The approach we took to port HPGMG-CUDA to OpenMP target offload involved mixing the original CUDA memory allocation API calls with newly-created OpenMP target offload regions. In HPGMG-CUDA, the CUDA kernels access block data through a level structure variable of type level_type which is passed by value as part of the CUDA kernel launch. This data structure contains many scalar and pointer variables, where pointer variables accessed by CPU and GPU point to memory allocated using cudaMallocManaged. This makes OpenMP data management as simple as adding map(to:level) to the OpenMP target region because the targets of the pointer variables can be accessed by the CPU and the GPU.

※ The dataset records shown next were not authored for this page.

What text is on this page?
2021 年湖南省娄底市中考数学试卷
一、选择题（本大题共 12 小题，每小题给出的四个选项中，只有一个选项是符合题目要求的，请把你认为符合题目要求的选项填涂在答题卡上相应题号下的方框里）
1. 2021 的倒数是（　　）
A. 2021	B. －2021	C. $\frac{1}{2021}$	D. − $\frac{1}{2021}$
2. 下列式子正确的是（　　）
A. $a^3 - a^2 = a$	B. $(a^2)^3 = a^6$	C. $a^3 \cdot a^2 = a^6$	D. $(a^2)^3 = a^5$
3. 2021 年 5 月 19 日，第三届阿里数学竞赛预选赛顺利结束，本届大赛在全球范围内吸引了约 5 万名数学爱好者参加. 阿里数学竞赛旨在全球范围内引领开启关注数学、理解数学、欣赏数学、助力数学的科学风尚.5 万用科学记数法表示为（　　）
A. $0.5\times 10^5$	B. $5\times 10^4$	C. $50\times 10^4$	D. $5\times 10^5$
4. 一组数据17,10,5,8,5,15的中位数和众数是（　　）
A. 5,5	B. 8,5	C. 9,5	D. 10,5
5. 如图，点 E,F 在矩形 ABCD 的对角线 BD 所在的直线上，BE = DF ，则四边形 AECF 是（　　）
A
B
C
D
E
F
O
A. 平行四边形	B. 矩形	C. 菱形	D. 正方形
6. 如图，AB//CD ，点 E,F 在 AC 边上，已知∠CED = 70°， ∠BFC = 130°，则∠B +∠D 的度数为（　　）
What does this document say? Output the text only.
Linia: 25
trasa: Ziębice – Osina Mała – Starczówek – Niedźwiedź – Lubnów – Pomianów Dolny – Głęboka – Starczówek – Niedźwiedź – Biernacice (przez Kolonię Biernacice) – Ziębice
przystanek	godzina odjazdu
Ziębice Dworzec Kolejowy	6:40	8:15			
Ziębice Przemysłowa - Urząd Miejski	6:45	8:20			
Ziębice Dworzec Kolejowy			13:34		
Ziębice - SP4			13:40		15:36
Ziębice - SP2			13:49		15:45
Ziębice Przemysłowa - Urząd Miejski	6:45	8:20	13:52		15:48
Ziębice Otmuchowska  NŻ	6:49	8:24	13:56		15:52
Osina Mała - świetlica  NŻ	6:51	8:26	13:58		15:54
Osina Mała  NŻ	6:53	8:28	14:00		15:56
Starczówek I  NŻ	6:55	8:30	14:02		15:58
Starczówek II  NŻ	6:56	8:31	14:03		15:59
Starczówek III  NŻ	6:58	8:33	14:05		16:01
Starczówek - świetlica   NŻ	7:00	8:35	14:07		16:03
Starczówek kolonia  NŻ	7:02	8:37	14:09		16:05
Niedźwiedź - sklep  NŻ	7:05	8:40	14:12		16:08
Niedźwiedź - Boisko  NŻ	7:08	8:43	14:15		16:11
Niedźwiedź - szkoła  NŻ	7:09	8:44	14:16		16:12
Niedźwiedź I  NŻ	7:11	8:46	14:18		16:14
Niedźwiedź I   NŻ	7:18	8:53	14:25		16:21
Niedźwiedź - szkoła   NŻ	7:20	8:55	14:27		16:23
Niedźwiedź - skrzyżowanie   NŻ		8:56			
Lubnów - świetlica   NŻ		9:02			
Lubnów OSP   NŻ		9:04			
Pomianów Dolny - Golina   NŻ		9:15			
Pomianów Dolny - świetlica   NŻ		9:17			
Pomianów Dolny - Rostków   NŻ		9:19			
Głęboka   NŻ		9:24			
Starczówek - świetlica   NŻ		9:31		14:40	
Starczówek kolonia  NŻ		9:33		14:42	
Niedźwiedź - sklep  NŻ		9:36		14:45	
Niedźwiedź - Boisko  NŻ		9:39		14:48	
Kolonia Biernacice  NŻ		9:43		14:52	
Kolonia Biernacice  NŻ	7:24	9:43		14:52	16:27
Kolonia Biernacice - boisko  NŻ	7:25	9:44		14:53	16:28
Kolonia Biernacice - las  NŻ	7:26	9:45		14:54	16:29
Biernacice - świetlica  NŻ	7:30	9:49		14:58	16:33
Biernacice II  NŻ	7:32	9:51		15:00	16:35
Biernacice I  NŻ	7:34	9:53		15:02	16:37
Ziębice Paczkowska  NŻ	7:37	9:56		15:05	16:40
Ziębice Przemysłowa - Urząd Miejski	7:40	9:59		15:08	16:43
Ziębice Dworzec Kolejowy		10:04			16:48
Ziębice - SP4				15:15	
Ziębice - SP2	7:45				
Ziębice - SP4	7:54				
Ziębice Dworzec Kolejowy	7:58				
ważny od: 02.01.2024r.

Our OpenMP target offload code regions look nearly identical to the original CUDA kernels. The only difference is that the CUDA launch configuration is replaced with loops inside the OpenMP target region. There is a repeating pattern in our OpenMP target regions of a coarse-grained loop over blocks, followed by extraction of block data, followed by a fine-grained loop over grid points in a block. We parallelized and work-shared these loops using the teams distribute combined construct on the outer loop and the parallel for combined construct on the inner loop.

We implemented an incremental porting approach by creating a wrapper layer that dispatched to the original CUDA kernel or our newly-created function containing an OpenMP target region. This allowed us to test the correctness of one OpenMP function at a time. If the numerical results are not identical then we know we made a mistake in the OpenMP function or there is a compiler bug. This methodology requires compiling all code without fused-multiply-adds and fast math in order to expect a numerically identical solution.

3.3 Adding Explicit Data Management to HPGMG

Efficient explicit data management requires minimizing the number of data transfers between host and device. Our approach involved creating the level structure variable once on the device at program initialization. Most fields in the device version of level never need to be accessed by the host. The exception is the raw block data which must be transferred to the host every solution step because some HPGMG functions do not have GPU implementations. In order to use this approach, we had to refactor the code so that our modified OpenMP target regions access level data through a pointer to the device version of level. The code transformation is shown in Fig. 1.

Fig. 1.
figure 1

The code transformation used to efficiently implement explicit data movement in HPGMG.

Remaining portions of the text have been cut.